Brüggen: Haushaltsdebatte bestimmt Ratssitzung

Brüggener Rat : Ratsmehrheit stimmt für Investitionen

34 Millionen Euro will Brüggen im Doppelhaushalt 2019/20 investieren. FDP, Grünen und UBW ist das zu viel. Sie fordern eine Überprüfung aller Projekte – zum Ärger der restlichen Fraktionen.

Damit die Gemeinde Brüggen dringend notwendige Investitionen zügig in Angriff nehmen kann, musste zuvor der finanziell noch überzogene Doppelhaushalt 2019/2020 auf den Weg gebracht werden. Dies gestaltete sich in der jüngsten Ratssitzung am Dienstag allerdings als hartes Ringen. Das Wort „Sperrvermerk“ löste eine gut einstündige Debatte aus.

FDP und Bündnisgrüne hatten den Begriff mit Blick auf ein Investitionsvolumen in Höhe von 34 Millionen Euro in die Diskussion gebracht. In Anbetracht dieser Summe wurde den beiden Fraktionen nicht nur schwindelig. Auch die UBW hatte bereits im Finanzausschuss klar gemacht, dass sie den Haushalt nicht tragen werde.

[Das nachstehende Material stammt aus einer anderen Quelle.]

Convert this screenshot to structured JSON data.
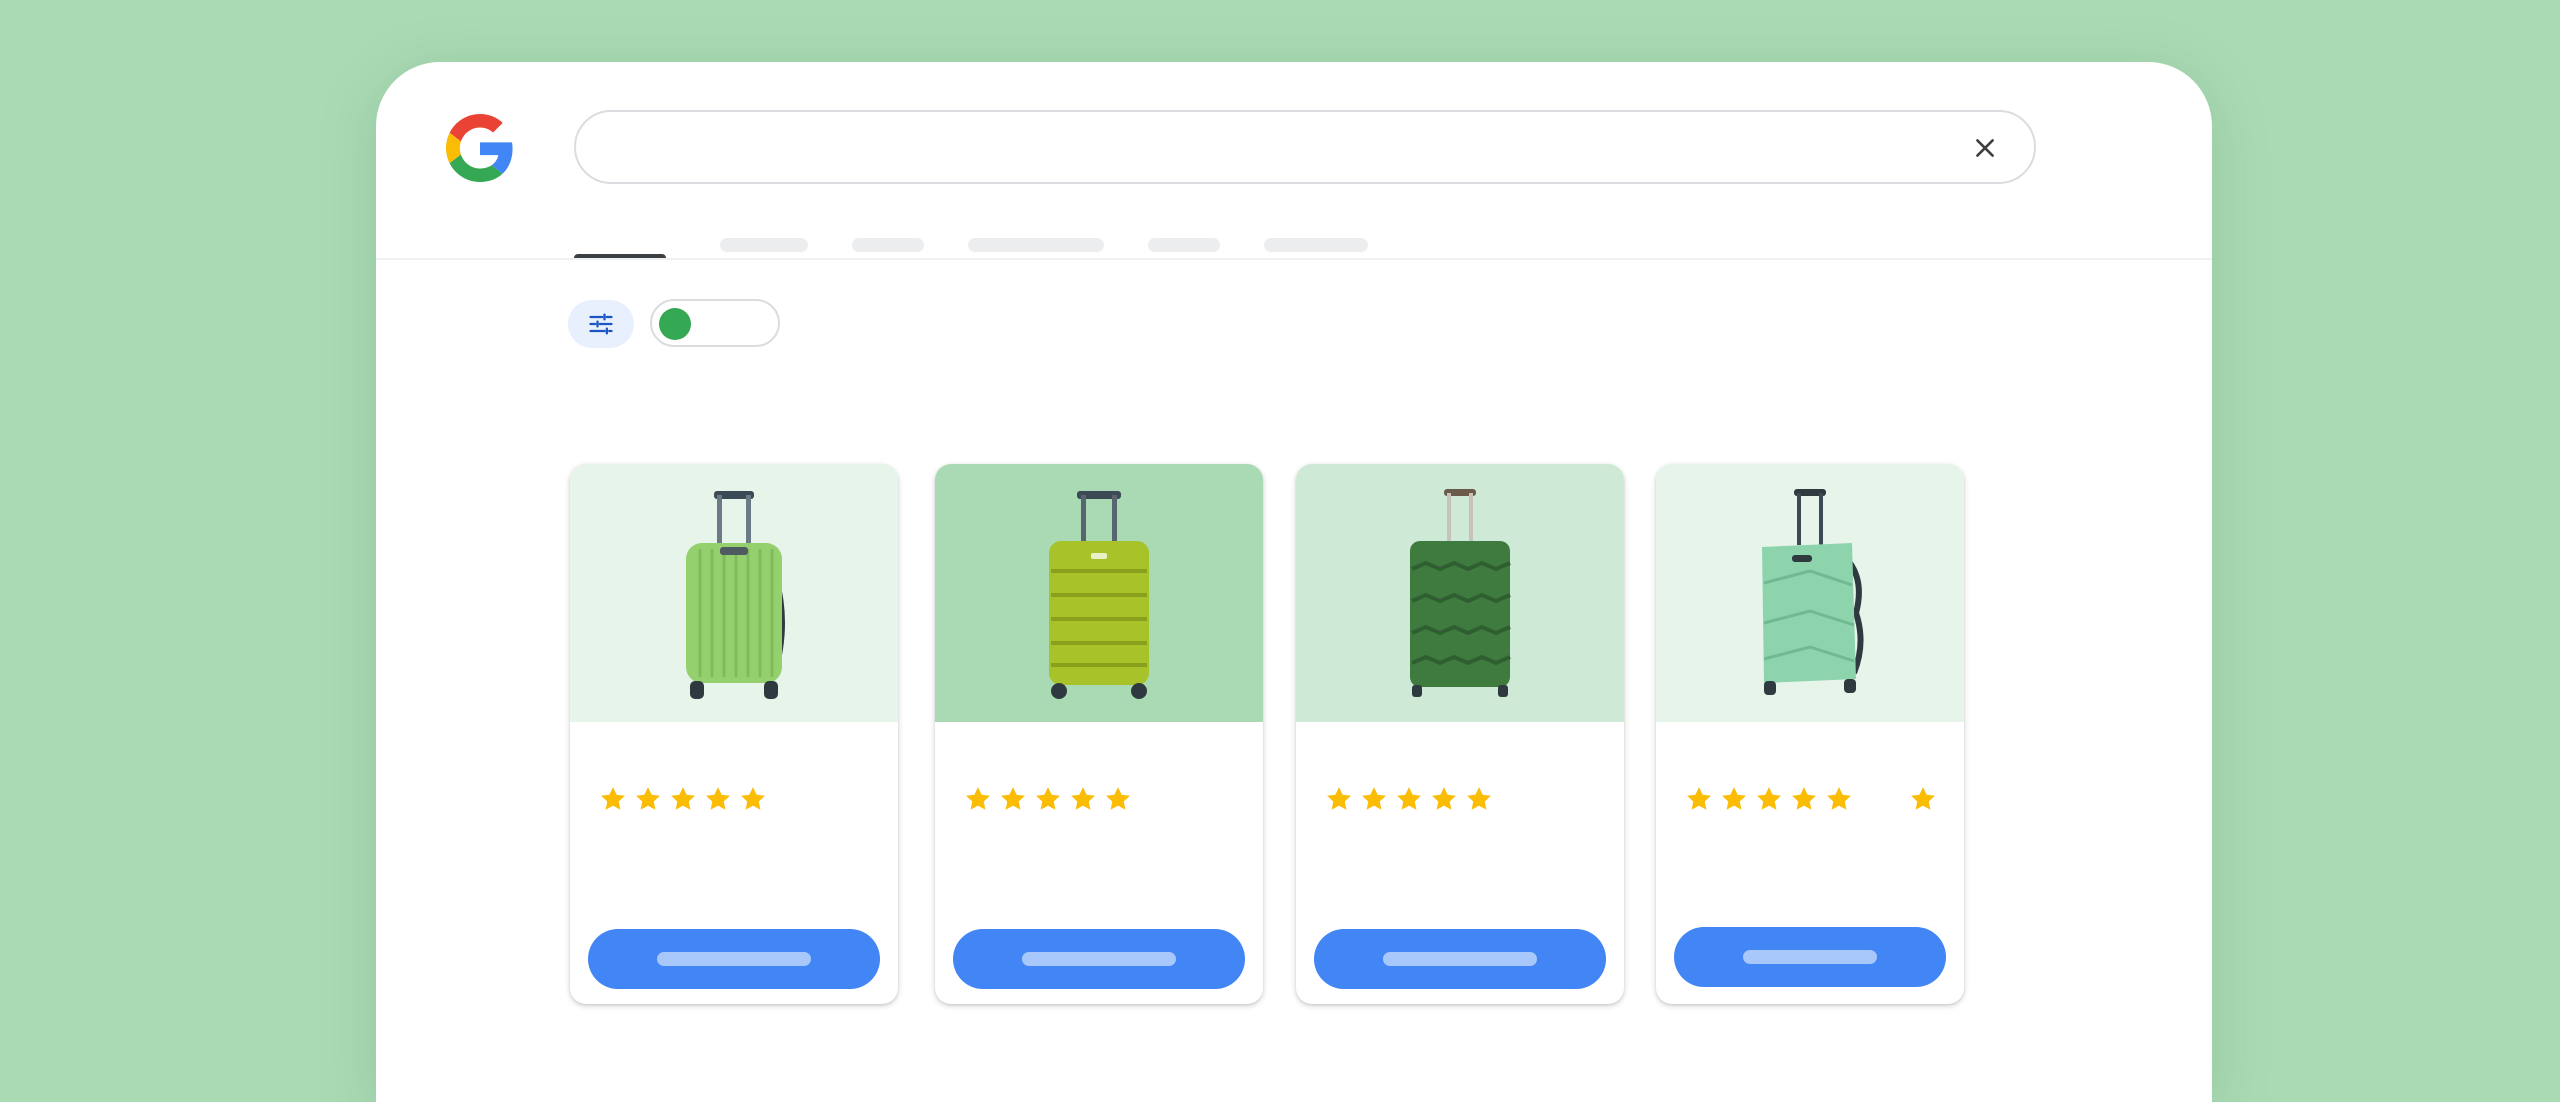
{
  "search": {
    "query": "",
    "placeholder": ""
  },
  "header": {
    "logo": "google-g-logo",
    "clear_icon": "close-icon"
  },
  "tabs": [
    {
      "label": "",
      "active": true
    },
    {
      "label": "",
      "active": false
    },
    {
      "label": "",
      "active": false
    },
    {
      "label": "",
      "active": false
    },
    {
      "label": "",
      "active": false
    },
    {
      "label": "",
      "active": false
    }
  ],
  "filters": {
    "tune_icon": "tune-sliders-icon",
    "toggle_on": true
  },
  "colors": {
    "background": "#a9dab4",
    "accent": "#4285f4",
    "toggle": "#34a853",
    "star": "#fbbc04"
  },
  "products": [
    {
      "image": "light-green-ribbed-suitcase",
      "image_bg": "#e6f4ea",
      "rating_stars": 5,
      "button_label": ""
    },
    {
      "image": "lime-hardshell-suitcase",
      "image_bg": "#a9dab4",
      "rating_stars": 5,
      "button_label": ""
    },
    {
      "image": "dark-green-hardshell-suitcase",
      "image_bg": "#ceead6",
      "rating_stars": 5,
      "button_label": ""
    },
    {
      "image": "mint-hardshell-suitcase",
      "image_bg": "#e6f4ea",
      "rating_stars": 6,
      "button_label": ""
    }
  ]
}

Bislang stimmten die drei Parteien jedoch nicht dagegen, sondern enthielten sich bei dem Thema.

FDP-Sprecher Andreas Bist forderte zusammen mit den Grünen und UBW „überall Sperrvermerke“, nicht nur beim interkommunalen Bad. „Es gehören alle Investitionen auf den Tisch, um diese kritisch zu prüfen“, sagte Bist und hatte dabei unter anderem Sanierung und Neubau von Feuerwehrgerätehäusern, Renovierung von Schulen, Ausbau Regenrückhaltebecken oder Verschönerung Burgumfeld im Sinn. Tim Gottwald (UBW) waren beispielsweise die 26 Millionen Euro für ein interkommunales Bad entschieden zu viel.

Diese Haltung rief die anderen drei Fraktionen auf den Plan. CDU, SPD, und AWB hatten vor dem Sperrvermerk-Antrag angekündigt, das von Kämmerer Oliver Mankowski vorgestellte ambitionierte Haushaltspaket – ein Buch mit 900 Seiten – mittragen und den 34-Millionen-Euro-Berg zu beschließen. Wolfgang Buchholz (CDU) sprach von „solider Finanzpolitik in problematischen Zeiten“, die die CDU in der Vergangenheit geleistet habe. Deshalb solle der Bürger Vertrauen in die Partei haben, trotz der hohen Investitionen. Gottfried Optenplatz (SPD) verwies auf eine interfraktionelle Arbeitsgruppe, die sich den noch allzu voluminösen Doppelhaushalt am 13. Juni zur Brust nimmt und um „intelligente Lösungen“ ringt, realistisch in die Umsetzphase zu treten. Rolf Gersemann (AWB) nannte als Bedingung für sein „Ja“ zum Doppelhaushalt, dass ein Teil der geplanten Investitionen auf spätere Jahre verschoben werden müsste.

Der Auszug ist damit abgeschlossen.